Take a good look at the situation and understand what is going on. Most Americans know little about Israel and Palestine. People who are not well informed cannot make wise decisions in the voting booth or anywhere else.

On this website is a list of resources: books, articles, and videos. Use these resources and others to wrestle with such questions as these: Why do we have this conflict? Who is perpetrating it today? Who is trying to end it? What has been preventing peace in the Middle East in the last hundred years?

Assess the available news sources and ask whether they are offering unbiased information on the Israeli-Palestinian conflict, including its history and the obstacles to peace.

Consider a visit to the Holy Land—spending time there will enable you to see all sides of the conflict.

 

Educate grassroots America.

Get involved in a Bible study group or a book club where members can share views and information on various aspects of the conflict. Start a group if you can’t find one.

As Christians we have a mandate to educate, because the church is called to be a peacemaker and a reconciler. Encourage folks to visit their denominational websites. The Lutheran, Presbyterian, Mennonite, and United Methodist churches, as well as the United Church of Christ and other Christian denominations, have task forces on the conflict, also known as Palestine-Israel networks (PINs).

Americans have the right to know!

 

Congress: Write and keep writing.
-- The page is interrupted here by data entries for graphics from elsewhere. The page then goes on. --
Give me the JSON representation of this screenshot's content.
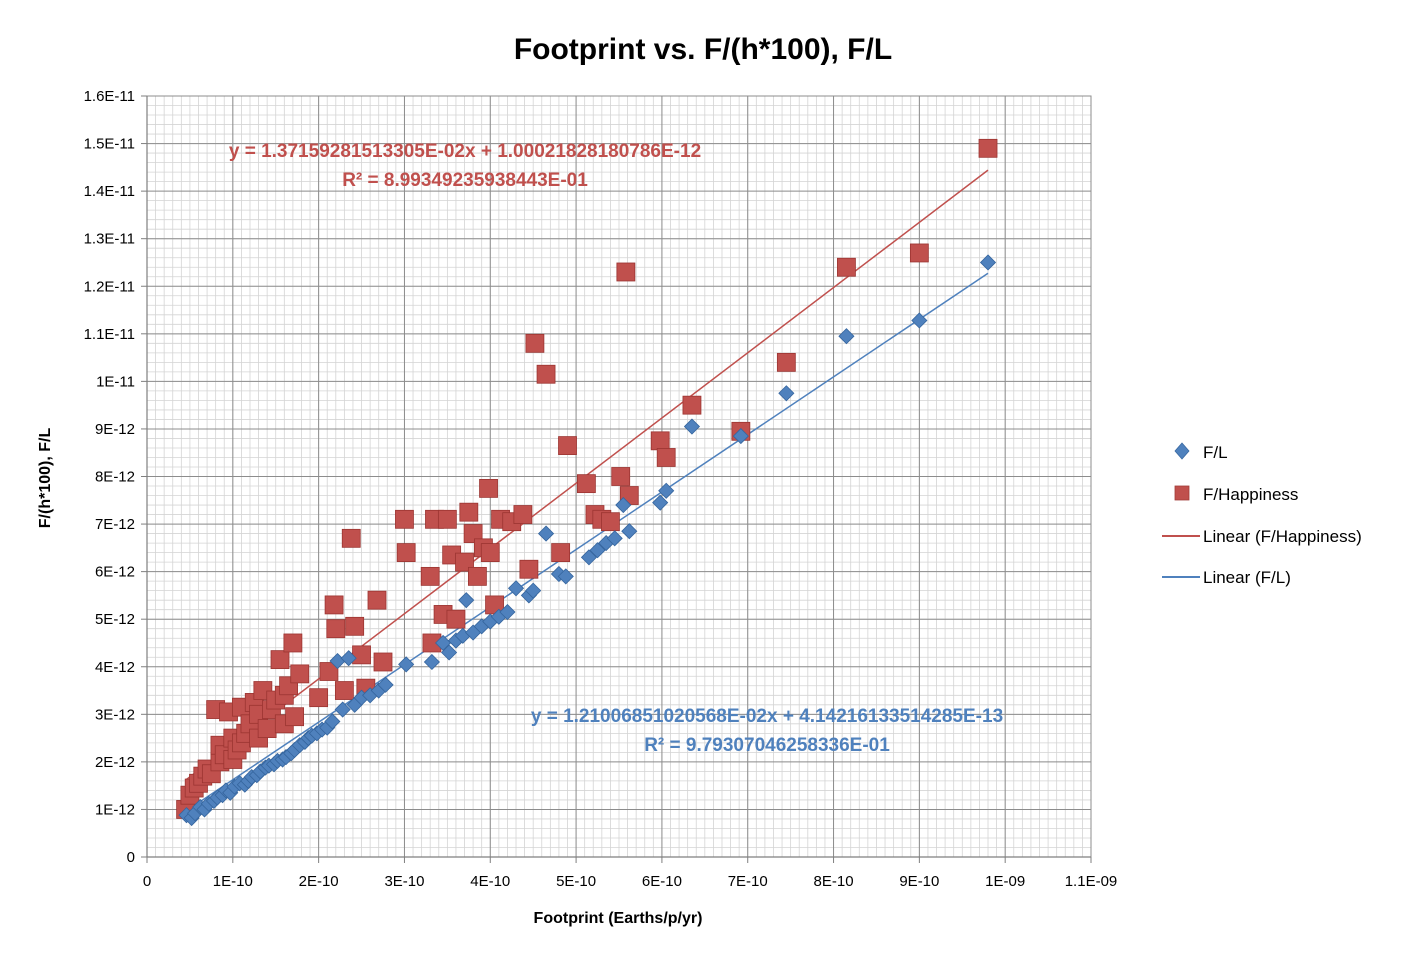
{
  "chart_data": {
    "type": "scatter",
    "title": "Footprint vs. F/(h*100), F/L",
    "xlabel": "Footprint (Earths/p/yr)",
    "ylabel": "F/(h*100), F/L",
    "xlim": [
      0,
      1.1e-09
    ],
    "ylim": [
      0,
      1.6e-11
    ],
    "x_ticks": [
      0,
      1e-10,
      2e-10,
      3e-10,
      4e-10,
      5e-10,
      6e-10,
      7e-10,
      8e-10,
      9e-10,
      1e-09,
      1.1e-09
    ],
    "x_tick_labels": [
      "0",
      "1E-10",
      "2E-10",
      "3E-10",
      "4E-10",
      "5E-10",
      "6E-10",
      "7E-10",
      "8E-10",
      "9E-10",
      "1E-09",
      "1.1E-09"
    ],
    "y_ticks": [
      0,
      1e-12,
      2e-12,
      3e-12,
      4e-12,
      5e-12,
      6e-12,
      7e-12,
      8e-12,
      9e-12,
      1e-11,
      1.1e-11,
      1.2e-11,
      1.3e-11,
      1.4e-11,
      1.5e-11,
      1.6e-11
    ],
    "y_tick_labels": [
      "0",
      "1E-12",
      "2E-12",
      "3E-12",
      "4E-12",
      "5E-12",
      "6E-12",
      "7E-12",
      "8E-12",
      "9E-12",
      "1E-11",
      "1.1E-11",
      "1.2E-11",
      "1.3E-11",
      "1.4E-11",
      "1.5E-11",
      "1.6E-11"
    ],
    "grid": true,
    "minor_grid": true,
    "legend_position": "right",
    "legend": [
      "F/L",
      "F/Happiness",
      "Linear (F/Happiness)",
      "Linear (F/L)"
    ],
    "series": [
      {
        "name": "F/L",
        "marker": "diamond",
        "color": "#4f81bd",
        "x": [
          4.6e-11,
          5.2e-11,
          5.6e-11,
          6.2e-11,
          6.7e-11,
          7.2e-11,
          7.8e-11,
          8.2e-11,
          8.8e-11,
          9.2e-11,
          9.7e-11,
          1.02e-10,
          1.08e-10,
          1.14e-10,
          1.18e-10,
          1.22e-10,
          1.28e-10,
          1.32e-10,
          1.38e-10,
          1.42e-10,
          1.48e-10,
          1.52e-10,
          1.58e-10,
          1.62e-10,
          1.68e-10,
          1.72e-10,
          1.78e-10,
          1.84e-10,
          1.88e-10,
          1.92e-10,
          1.98e-10,
          2.04e-10,
          2.1e-10,
          2.16e-10,
          2.22e-10,
          2.28e-10,
          2.35e-10,
          2.42e-10,
          2.5e-10,
          2.6e-10,
          2.7e-10,
          2.78e-10,
          3.02e-10,
          3.32e-10,
          3.45e-10,
          3.52e-10,
          3.6e-10,
          3.68e-10,
          3.72e-10,
          3.8e-10,
          3.9e-10,
          4e-10,
          4.1e-10,
          4.2e-10,
          4.3e-10,
          4.45e-10,
          4.5e-10,
          4.65e-10,
          4.8e-10,
          4.88e-10,
          5.15e-10,
          5.25e-10,
          5.35e-10,
          5.45e-10,
          5.55e-10,
          5.62e-10,
          5.98e-10,
          6.05e-10,
          6.35e-10,
          6.92e-10,
          7.45e-10,
          8.15e-10,
          9e-10,
          9.8e-10
        ],
        "y": [
          8.8e-13,
          8.2e-13,
          9.2e-13,
          1.05e-12,
          1e-12,
          1.12e-12,
          1.18e-12,
          1.25e-12,
          1.3e-12,
          1.4e-12,
          1.35e-12,
          1.48e-12,
          1.55e-12,
          1.52e-12,
          1.6e-12,
          1.68e-12,
          1.72e-12,
          1.8e-12,
          1.88e-12,
          1.92e-12,
          1.95e-12,
          2.02e-12,
          2.05e-12,
          2.1e-12,
          2.18e-12,
          2.25e-12,
          2.35e-12,
          2.42e-12,
          2.5e-12,
          2.55e-12,
          2.6e-12,
          2.68e-12,
          2.72e-12,
          2.85e-12,
          4.12e-12,
          3.1e-12,
          4.18e-12,
          3.2e-12,
          3.35e-12,
          3.4e-12,
          3.5e-12,
          3.62e-12,
          4.05e-12,
          4.1e-12,
          4.5e-12,
          4.3e-12,
          4.55e-12,
          4.65e-12,
          5.4e-12,
          4.72e-12,
          4.85e-12,
          4.95e-12,
          5.05e-12,
          5.15e-12,
          5.65e-12,
          5.5e-12,
          5.6e-12,
          6.8e-12,
          5.95e-12,
          5.9e-12,
          6.3e-12,
          6.45e-12,
          6.6e-12,
          6.7e-12,
          7.4e-12,
          6.85e-12,
          7.45e-12,
          7.7e-12,
          9.05e-12,
          8.85e-12,
          9.75e-12,
          1.095e-11,
          1.128e-11,
          1.25e-11
        ]
      },
      {
        "name": "F/Happiness",
        "marker": "square",
        "color": "#c0504d",
        "x": [
          4.5e-11,
          5e-11,
          5.5e-11,
          6e-11,
          6.5e-11,
          7e-11,
          7.5e-11,
          8e-11,
          8.5e-11,
          8.5e-11,
          9e-11,
          9.5e-11,
          1e-10,
          1e-10,
          1.05e-10,
          1.1e-10,
          1.1e-10,
          1.15e-10,
          1.2e-10,
          1.25e-10,
          1.3e-10,
          1.3e-10,
          1.35e-10,
          1.4e-10,
          1.45e-10,
          1.5e-10,
          1.55e-10,
          1.6e-10,
          1.6e-10,
          1.65e-10,
          1.7e-10,
          1.72e-10,
          1.78e-10,
          2e-10,
          2.12e-10,
          2.18e-10,
          2.2e-10,
          2.3e-10,
          2.38e-10,
          2.42e-10,
          2.5e-10,
          2.55e-10,
          2.68e-10,
          2.75e-10,
          3e-10,
          3.02e-10,
          3.3e-10,
          3.32e-10,
          3.35e-10,
          3.45e-10,
          3.5e-10,
          3.55e-10,
          3.6e-10,
          3.7e-10,
          3.75e-10,
          3.8e-10,
          3.85e-10,
          3.92e-10,
          3.98e-10,
          4e-10,
          4.05e-10,
          4.12e-10,
          4.25e-10,
          4.38e-10,
          4.45e-10,
          4.52e-10,
          4.65e-10,
          4.82e-10,
          4.9e-10,
          5.12e-10,
          5.22e-10,
          5.3e-10,
          5.4e-10,
          5.52e-10,
          5.58e-10,
          5.62e-10,
          5.98e-10,
          6.05e-10,
          6.35e-10,
          6.92e-10,
          7.45e-10,
          8.15e-10,
          9e-10,
          9.8e-10
        ],
        "y": [
          1e-12,
          1.3e-12,
          1.45e-12,
          1.55e-12,
          1.7e-12,
          1.85e-12,
          1.75e-12,
          3.1e-12,
          2e-12,
          2.35e-12,
          2.15e-12,
          3.05e-12,
          2.05e-12,
          2.5e-12,
          2.25e-12,
          2.4e-12,
          3.15e-12,
          2.6e-12,
          2.8e-12,
          3.25e-12,
          2.5e-12,
          3e-12,
          3.5e-12,
          2.7e-12,
          3.1e-12,
          3.3e-12,
          4.15e-12,
          2.8e-12,
          3.4e-12,
          3.6e-12,
          4.5e-12,
          2.95e-12,
          3.85e-12,
          3.35e-12,
          3.9e-12,
          5.3e-12,
          4.8e-12,
          3.5e-12,
          6.7e-12,
          4.85e-12,
          4.25e-12,
          3.55e-12,
          5.4e-12,
          4.1e-12,
          7.1e-12,
          6.4e-12,
          5.9e-12,
          4.5e-12,
          7.1e-12,
          5.1e-12,
          7.1e-12,
          6.35e-12,
          5e-12,
          6.2e-12,
          7.25e-12,
          6.8e-12,
          5.9e-12,
          6.5e-12,
          7.75e-12,
          6.4e-12,
          5.3e-12,
          7.1e-12,
          7.05e-12,
          7.2e-12,
          6.05e-12,
          1.08e-11,
          1.015e-11,
          6.4e-12,
          8.65e-12,
          7.85e-12,
          7.2e-12,
          7.1e-12,
          7.05e-12,
          8e-12,
          1.23e-11,
          7.6e-12,
          8.75e-12,
          8.4e-12,
          9.5e-12,
          8.95e-12,
          1.04e-11,
          1.24e-11,
          1.27e-11,
          1.49e-11
        ]
      }
    ],
    "trendlines": [
      {
        "name": "Linear (F/Happiness)",
        "color": "#c0504d",
        "slope": 0.0137159281513305,
        "intercept": 1.00021828180786e-12,
        "x_range": [
          4.5e-11,
          9.8e-10
        ],
        "equation_label": "y = 1.37159281513305E-02x + 1.00021828180786E-12",
        "r2_label": "R² = 8.99349235938443E-01"
      },
      {
        "name": "Linear (F/L)",
        "color": "#4f81bd",
        "slope": 0.0121006851020568,
        "intercept": 4.14216133514285e-13,
        "x_range": [
          4.5e-11,
          9.8e-10
        ],
        "equation_label": "y = 1.21006851020568E-02x + 4.14216133514285E-13",
        "r2_label": "R² = 9.79307046258336E-01"
      }
    ]
  }
}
Phone and keep phoning.

As citizens serving Christ in a democracy, we have social responsibilities that are not available to Christians living in dictatorships. We are blessed with freedom of speech. We must use our freedom to advance truth and justice.
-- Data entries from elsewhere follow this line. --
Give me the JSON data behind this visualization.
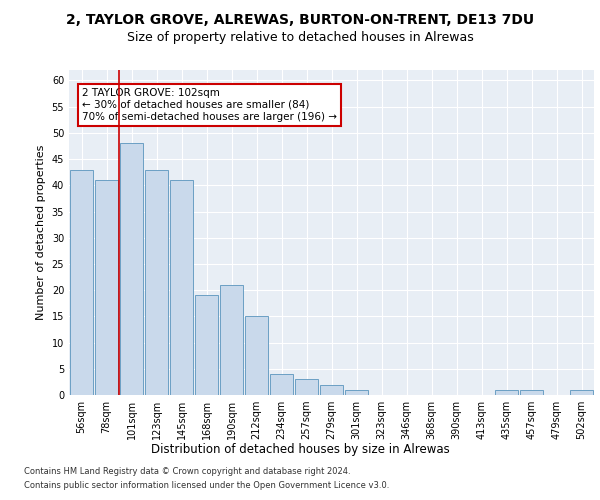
{
  "title1": "2, TAYLOR GROVE, ALREWAS, BURTON-ON-TRENT, DE13 7DU",
  "title2": "Size of property relative to detached houses in Alrewas",
  "xlabel": "Distribution of detached houses by size in Alrewas",
  "ylabel": "Number of detached properties",
  "categories": [
    "56sqm",
    "78sqm",
    "101sqm",
    "123sqm",
    "145sqm",
    "168sqm",
    "190sqm",
    "212sqm",
    "234sqm",
    "257sqm",
    "279sqm",
    "301sqm",
    "323sqm",
    "346sqm",
    "368sqm",
    "390sqm",
    "413sqm",
    "435sqm",
    "457sqm",
    "479sqm",
    "502sqm"
  ],
  "values": [
    43,
    41,
    48,
    43,
    41,
    19,
    21,
    15,
    4,
    3,
    2,
    1,
    0,
    0,
    0,
    0,
    0,
    1,
    1,
    0,
    1
  ],
  "bar_color": "#c9d9eb",
  "bar_edge_color": "#6b9fc4",
  "red_line_index": 2,
  "annotation_text": "2 TAYLOR GROVE: 102sqm\n← 30% of detached houses are smaller (84)\n70% of semi-detached houses are larger (196) →",
  "annotation_box_color": "#ffffff",
  "annotation_box_edge_color": "#cc0000",
  "ylim": [
    0,
    62
  ],
  "yticks": [
    0,
    5,
    10,
    15,
    20,
    25,
    30,
    35,
    40,
    45,
    50,
    55,
    60
  ],
  "footer1": "Contains HM Land Registry data © Crown copyright and database right 2024.",
  "footer2": "Contains public sector information licensed under the Open Government Licence v3.0.",
  "plot_bg_color": "#e8eef5",
  "title1_fontsize": 10,
  "title2_fontsize": 9,
  "tick_fontsize": 7,
  "ylabel_fontsize": 8,
  "xlabel_fontsize": 8.5,
  "annotation_fontsize": 7.5,
  "footer_fontsize": 6
}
Convincing members of Congress can be difficult. Many of them rely on biased news sources and lobby groups for information on controversial issues. In addition, many Congressmen and Congresswomen are swayed by wealthy donors who finance their election campaigns. We must strive to inform our elected legislators on the realities of Palestine and Israel, as well as to persuade them to stand for peace and justice.

 

The news media: Evaluate them critically. Then write and keep writing.

Reports and commentary on Israel and Palestine often have a bias. Always read and listen with a critical perspective. An eye-opening documentary is The Occupation of the American Mind: Israel’s Public Relations War in the United States.

Keep writing to the editors of newspapers and news magazines when you encounter either responsible or irresponsible journalism about Palestine and Israel. Editors pay attention to the mail they receive about a controversial topic, and they are more likely to publish a letter that represents the opinion of many of their readers. Even if your letter isn’t printed, it can help convince the editors to publish a letter that agrees with yours. Speaking out makes a difference.